We took our gathered means, and made our way down to the bottom of a large sinkhole. Meeting fierce resistance our now well-oiled party pushed on unperturbed. We pushed through caves, leaping from sheer rock faces and landing the otherwise with a hair's breadth to spare. Eventually the cave gave way to a building, a laboratory in which we saw yet worse horrors. A coffee machine, and some processed food held me transfixed for the longest time, they felt like alien objects to me now, the entire building was eerie and unnatural, not for its placement but the manufactured essence of it.

We found a device, a kind of artifact, its purpose still eludes us; but inside we found a boy from the plane crash, purportedly the son of one of our party. We turned on our cassette player and watched, while numbly chewing chocolate bars and listening to the tinny sound of 80’s pop-rock, as the father pulled his dying son from the iron maiden spikes of the device's core.

After another battle with a little girl, during which I was unconscious, we climbed swimming through a flooded cave, though this time the red paint we wore was not washed off, no water could clear us of this deed. No oceans could wash the blood from my hand; no instead my hands will stain seas scarlet, turning green waters red.

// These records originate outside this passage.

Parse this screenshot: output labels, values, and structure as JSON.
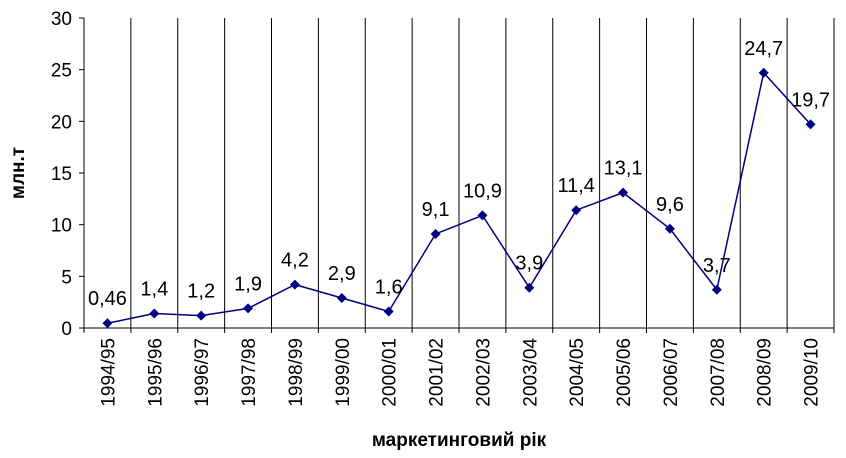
{
  "chart_data": {
    "type": "line",
    "title": "",
    "xlabel": "маркетинговий рік",
    "ylabel": "млн.т",
    "ylim": [
      0,
      30
    ],
    "yticks": [
      "0",
      "5",
      "10",
      "15",
      "20",
      "25",
      "30"
    ],
    "grid": "vertical lines between categories",
    "legend": "none",
    "line_color": "#000080",
    "categories": [
      "1994/95",
      "1995/96",
      "1996/97",
      "1997/98",
      "1998/99",
      "1999/00",
      "2000/01",
      "2001/02",
      "2002/03",
      "2003/04",
      "2004/05",
      "2005/06",
      "2006/07",
      "2007/08",
      "2008/09",
      "2009/10"
    ],
    "series": [
      {
        "values": [
          0.46,
          1.4,
          1.2,
          1.9,
          4.2,
          2.9,
          1.6,
          9.1,
          10.9,
          3.9,
          11.4,
          13.1,
          9.6,
          3.7,
          24.7,
          19.7
        ],
        "labels": [
          "0,46",
          "1,4",
          "1,2",
          "1,9",
          "4,2",
          "2,9",
          "1,6",
          "9,1",
          "10,9",
          "3,9",
          "11,4",
          "13,1",
          "9,6",
          "3,7",
          "24,7",
          "19,7"
        ]
      }
    ]
  }
}
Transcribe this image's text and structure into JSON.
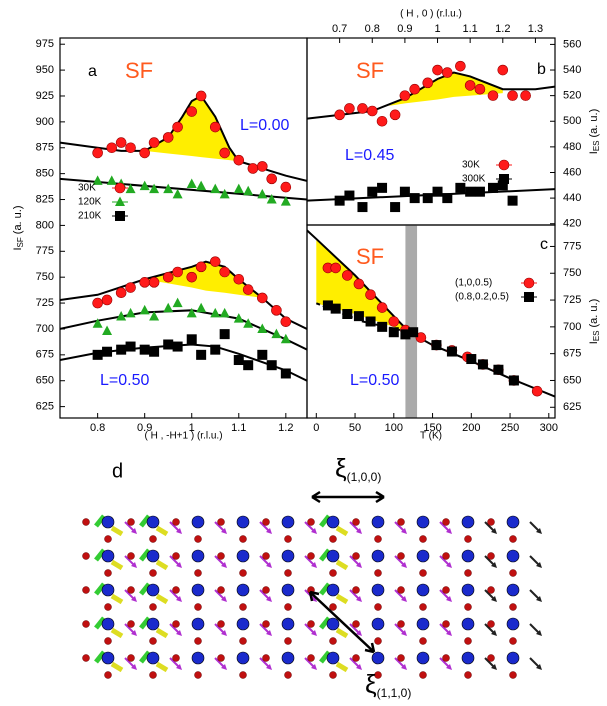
{
  "chart_data": [
    {
      "type": "scatter",
      "label": "a",
      "xlabel": "( H , -H+1 ) (r.l.u.)",
      "ylabel": {
        "main": "I",
        "sub": "SF",
        "unit": "(a. u.)"
      },
      "xaxis_side": "bottom",
      "yaxis_side": "left",
      "xlim": [
        0.72,
        1.245
      ],
      "ylim": [
        614,
        981
      ],
      "xticks": [
        0.8,
        0.9,
        1,
        1.1,
        1.2
      ],
      "yticks": [
        625,
        650,
        675,
        700,
        725,
        750,
        775,
        800,
        825,
        850,
        875,
        900,
        925,
        950,
        975
      ],
      "annotations": [
        {
          "text": "SF",
          "color": "#ff5a1e"
        },
        {
          "text": "L=0.00",
          "color": "#1a1aff"
        },
        {
          "text": "L=0.50",
          "color": "#1a1aff"
        }
      ],
      "series": [
        {
          "name": "30K",
          "color": "#ff1a1a",
          "marker": "circle",
          "x": [
            0.8,
            0.83,
            0.85,
            0.87,
            0.9,
            0.92,
            0.95,
            0.97,
            1.0,
            1.02,
            1.05,
            1.07,
            1.1,
            1.13,
            1.15,
            1.17,
            1.2,
            0.8,
            0.82,
            0.85,
            0.87,
            0.9,
            0.92,
            0.95,
            0.97,
            1.0,
            1.02,
            1.05,
            1.07,
            1.1,
            1.12,
            1.15,
            1.18,
            1.2
          ],
          "values": [
            870,
            875,
            880,
            875,
            870,
            880,
            885,
            895,
            910,
            925,
            895,
            870,
            863,
            855,
            857,
            845,
            837,
            725,
            728,
            735,
            740,
            745,
            745,
            750,
            755,
            750,
            760,
            765,
            755,
            748,
            738,
            730,
            718,
            707
          ]
        },
        {
          "name": "120K",
          "color": "#22aa22",
          "marker": "triangle",
          "x": [
            0.8,
            0.83,
            0.85,
            0.87,
            0.9,
            0.92,
            0.95,
            0.97,
            1.0,
            1.02,
            1.05,
            1.07,
            1.1,
            1.12,
            1.15,
            1.17,
            1.2,
            0.8,
            0.82,
            0.85,
            0.87,
            0.9,
            0.92,
            0.95,
            0.97,
            1.0,
            1.02,
            1.05,
            1.07,
            1.1,
            1.12,
            1.15,
            1.18,
            1.2
          ],
          "values": [
            843,
            843,
            840,
            835,
            838,
            835,
            835,
            830,
            840,
            838,
            835,
            830,
            835,
            833,
            830,
            825,
            823,
            705,
            698,
            712,
            715,
            718,
            712,
            720,
            725,
            715,
            720,
            715,
            715,
            710,
            705,
            700,
            695,
            690
          ]
        },
        {
          "name": "210K",
          "color": "#000000",
          "marker": "square",
          "x": [
            0.8,
            0.82,
            0.85,
            0.87,
            0.9,
            0.92,
            0.95,
            0.97,
            1.0,
            1.02,
            1.05,
            1.07,
            1.1,
            1.12,
            1.15,
            1.17,
            1.2
          ],
          "values": [
            675,
            678,
            680,
            683,
            680,
            678,
            685,
            683,
            690,
            675,
            680,
            695,
            670,
            665,
            675,
            665,
            657
          ]
        }
      ],
      "fits": [
        {
          "x": [
            0.72,
            0.8,
            0.85,
            0.9,
            0.95,
            0.98,
            1.0,
            1.02,
            1.05,
            1.08,
            1.1,
            1.15,
            1.2,
            1.245
          ],
          "values": [
            880,
            875,
            872,
            872,
            885,
            905,
            920,
            925,
            905,
            875,
            862,
            855,
            848,
            843
          ]
        },
        {
          "x": [
            0.72,
            1.245
          ],
          "values": [
            845,
            825
          ]
        },
        {
          "x": [
            0.72,
            0.8,
            0.9,
            1.0,
            1.03,
            1.07,
            1.1,
            1.15,
            1.2,
            1.245
          ],
          "values": [
            728,
            733,
            748,
            760,
            765,
            760,
            748,
            730,
            710,
            700
          ]
        },
        {
          "x": [
            0.72,
            0.8,
            0.9,
            1.0,
            1.1,
            1.2,
            1.245
          ],
          "values": [
            700,
            708,
            716,
            718,
            710,
            690,
            680
          ]
        },
        {
          "x": [
            0.72,
            0.8,
            0.9,
            1.0,
            1.05,
            1.1,
            1.2,
            1.245
          ],
          "values": [
            670,
            677,
            682,
            685,
            683,
            676,
            660,
            650
          ]
        }
      ],
      "fills": [
        {
          "x": [
            0.9,
            0.95,
            0.98,
            1.0,
            1.02,
            1.05,
            1.08,
            1.1
          ],
          "upper": [
            872,
            885,
            905,
            920,
            925,
            905,
            875,
            862
          ],
          "lower": [
            872,
            869.5,
            868,
            867,
            866,
            864.5,
            863,
            862
          ]
        },
        {
          "x": [
            0.9,
            0.95,
            1.0,
            1.03,
            1.07,
            1.1,
            1.15
          ],
          "upper": [
            748,
            755,
            760,
            765,
            760,
            748,
            730
          ],
          "lower": [
            748,
            744,
            740,
            737,
            735,
            733,
            730
          ]
        }
      ],
      "fill_color": "#ffee00"
    },
    {
      "type": "scatter",
      "label": "b",
      "xlabel": "( H , 0 ) (r.l.u.)",
      "ylabel": {
        "main": "I",
        "sub": "ES",
        "unit": "(a. u.)"
      },
      "xaxis_side": "top",
      "yaxis_side": "right",
      "xlim": [
        0.6,
        1.36
      ],
      "ylim": [
        419,
        565
      ],
      "xticks": [
        0.7,
        0.8,
        0.9,
        1,
        1.1,
        1.2,
        1.3
      ],
      "yticks": [
        420,
        440,
        460,
        480,
        500,
        520,
        540,
        560
      ],
      "annotations": [
        {
          "text": "SF",
          "color": "#ff5a1e"
        },
        {
          "text": "L=0.45",
          "color": "#1a1aff"
        }
      ],
      "series": [
        {
          "name": "30K",
          "color": "#ff1a1a",
          "marker": "circle",
          "x": [
            0.7,
            0.73,
            0.77,
            0.8,
            0.83,
            0.87,
            0.9,
            0.93,
            0.97,
            1.0,
            1.03,
            1.07,
            1.1,
            1.13,
            1.17,
            1.2,
            1.23,
            1.27
          ],
          "values": [
            505,
            510,
            510,
            508,
            500,
            505,
            520,
            525,
            530,
            540,
            538,
            543,
            528,
            525,
            520,
            540,
            520,
            520
          ]
        },
        {
          "name": "300K",
          "color": "#000000",
          "marker": "square",
          "x": [
            0.7,
            0.73,
            0.77,
            0.8,
            0.83,
            0.87,
            0.9,
            0.93,
            0.97,
            1.0,
            1.03,
            1.07,
            1.1,
            1.13,
            1.17,
            1.2,
            1.23
          ],
          "values": [
            438,
            442,
            433,
            445,
            448,
            433,
            445,
            440,
            440,
            445,
            440,
            448,
            445,
            445,
            448,
            450,
            438
          ]
        }
      ],
      "fits": [
        {
          "x": [
            0.6,
            0.7,
            0.8,
            0.9,
            1.0,
            1.05,
            1.1,
            1.2,
            1.3,
            1.36
          ],
          "values": [
            502,
            505,
            508,
            518,
            533,
            538,
            535,
            525,
            525,
            527
          ]
        },
        {
          "x": [
            0.6,
            1.36
          ],
          "values": [
            438,
            447
          ]
        }
      ],
      "fills": [
        {
          "x": [
            0.85,
            0.9,
            1.0,
            1.05,
            1.1,
            1.2
          ],
          "upper": [
            512,
            518,
            533,
            538,
            535,
            525
          ],
          "lower": [
            512,
            514,
            517,
            519,
            520,
            522
          ]
        }
      ],
      "fill_color": "#ffee00"
    },
    {
      "type": "scatter",
      "label": "c",
      "xlabel": "T (K)",
      "ylabel": {
        "main": "I",
        "sub": "ES",
        "unit": "(a. u.)"
      },
      "xaxis_side": "bottom",
      "yaxis_side": "right",
      "xlim": [
        -12,
        308
      ],
      "ylim": [
        615,
        795
      ],
      "xticks": [
        0,
        50,
        100,
        150,
        200,
        250,
        300
      ],
      "yticks": [
        625,
        650,
        675,
        700,
        725,
        750,
        775
      ],
      "band": [
        115,
        130
      ],
      "band_color": "#aaaaaa",
      "annotations": [
        {
          "text": "SF",
          "color": "#ff5a1e"
        },
        {
          "text": "L=0.50",
          "color": "#1a1aff"
        }
      ],
      "series": [
        {
          "name": "(1,0,0.5)",
          "color": "#ff1a1a",
          "marker": "circle",
          "x": [
            15,
            25,
            40,
            55,
            70,
            85,
            100,
            115,
            135,
            155,
            175,
            195,
            215,
            235,
            255,
            285
          ],
          "values": [
            755,
            755,
            748,
            740,
            730,
            718,
            705,
            697,
            690,
            683,
            678,
            672,
            665,
            660,
            650,
            640
          ]
        },
        {
          "name": "(0.8,0.2,0.5)",
          "color": "#000000",
          "marker": "square",
          "x": [
            15,
            25,
            40,
            55,
            70,
            85,
            100,
            115,
            125,
            155,
            175,
            200,
            215,
            235,
            255
          ],
          "values": [
            720,
            717,
            712,
            710,
            705,
            700,
            695,
            693,
            695,
            683,
            677,
            670,
            665,
            660,
            650
          ]
        }
      ],
      "fits": [
        {
          "x": [
            -12,
            0,
            50,
            100,
            120,
            150,
            200,
            250,
            308
          ],
          "values": [
            790,
            782,
            748,
            710,
            695,
            683,
            668,
            652,
            635
          ]
        },
        {
          "x": [
            0,
            60,
            120
          ],
          "values": [
            722,
            705,
            695
          ],
          "dashed": true
        }
      ],
      "fills": [
        {
          "x": [
            0,
            50,
            100,
            120
          ],
          "upper": [
            782,
            748,
            710,
            695
          ],
          "lower": [
            722,
            712,
            700,
            695
          ]
        }
      ],
      "fill_color": "#ffee00"
    }
  ],
  "diagram": {
    "label": "d",
    "xi_100": {
      "symbol": "ξ",
      "subscript": "(1,0,0)"
    },
    "xi_110": {
      "symbol": "ξ",
      "subscript": "(1,1,0)"
    }
  }
}
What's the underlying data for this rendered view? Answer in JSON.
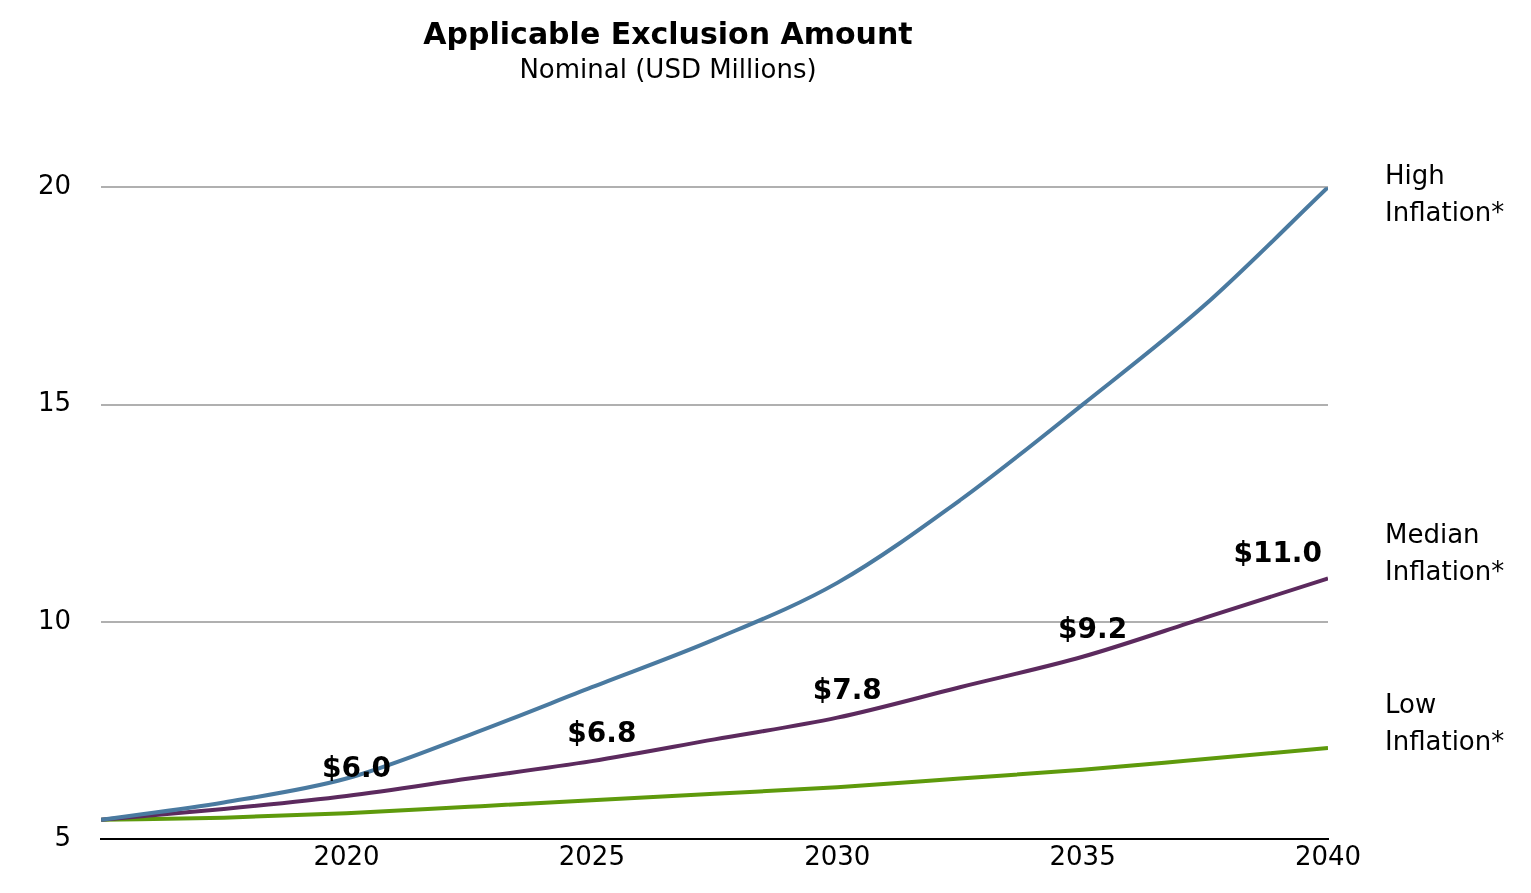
{
  "chart_data": {
    "type": "line",
    "title": "Applicable Exclusion Amount",
    "subtitle": "Nominal (USD Millions)",
    "x": [
      2015,
      2017.5,
      2020,
      2022.5,
      2025,
      2027.5,
      2030,
      2032.5,
      2035,
      2037.5,
      2040
    ],
    "xlim": [
      2015,
      2040
    ],
    "xticks": [
      2020,
      2025,
      2030,
      2035,
      2040
    ],
    "ylim": [
      5,
      20
    ],
    "yticks": [
      5,
      10,
      15,
      20
    ],
    "grid": "y",
    "marker": "none",
    "series": [
      {
        "name": "High Inflation*",
        "color": "#4a7aa0",
        "values": [
          5.45,
          5.85,
          6.4,
          7.4,
          8.5,
          9.6,
          10.9,
          12.8,
          15,
          17.3,
          20
        ]
      },
      {
        "name": "Median Inflation*",
        "color": "#5c2a5e",
        "values": [
          5.45,
          5.7,
          6.0,
          6.4,
          6.8,
          7.3,
          7.8,
          8.5,
          9.2,
          10.1,
          11.0
        ],
        "value_labels": [
          null,
          null,
          "$6.0",
          null,
          "$6.8",
          null,
          "$7.8",
          null,
          "$9.2",
          null,
          "$11.0"
        ]
      },
      {
        "name": "Low Inflation*",
        "color": "#5e9a0c",
        "values": [
          5.45,
          5.5,
          5.6,
          5.75,
          5.9,
          6.05,
          6.2,
          6.4,
          6.6,
          6.85,
          7.1
        ]
      }
    ]
  }
}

On and up we found ourselves at the peak of the mountain. There was a strange device ready to shoot down another plane, just as we had found ourselves done by. A glowing light that if glimpsed could have been seen from the highlands now far below. If we didn’t shoot down the plane our son would surely die.

This moved me not at all. My heart had grown white, and all this was simply a threat to my way of being. I longed to be back in the forest captivated by the thrill of the hunt. A child, a plane load of people; All these were elements that would dilute the closeness I'd found in nature, a form which only my mind could see, even the others held on to too much of the old world. They sat talking about morality, sophists pontificating and ignoring the natural law and it’s simple stipulations. It was with honeyed words I won them round, to let the plane fly on and the boy pass.

In the words of Marlon Brando: I've seen horrors... horrors that you've seen. But you have no right to call me a murderer. You have a right to kill me. You have a right to do that... but you have no right to judge me.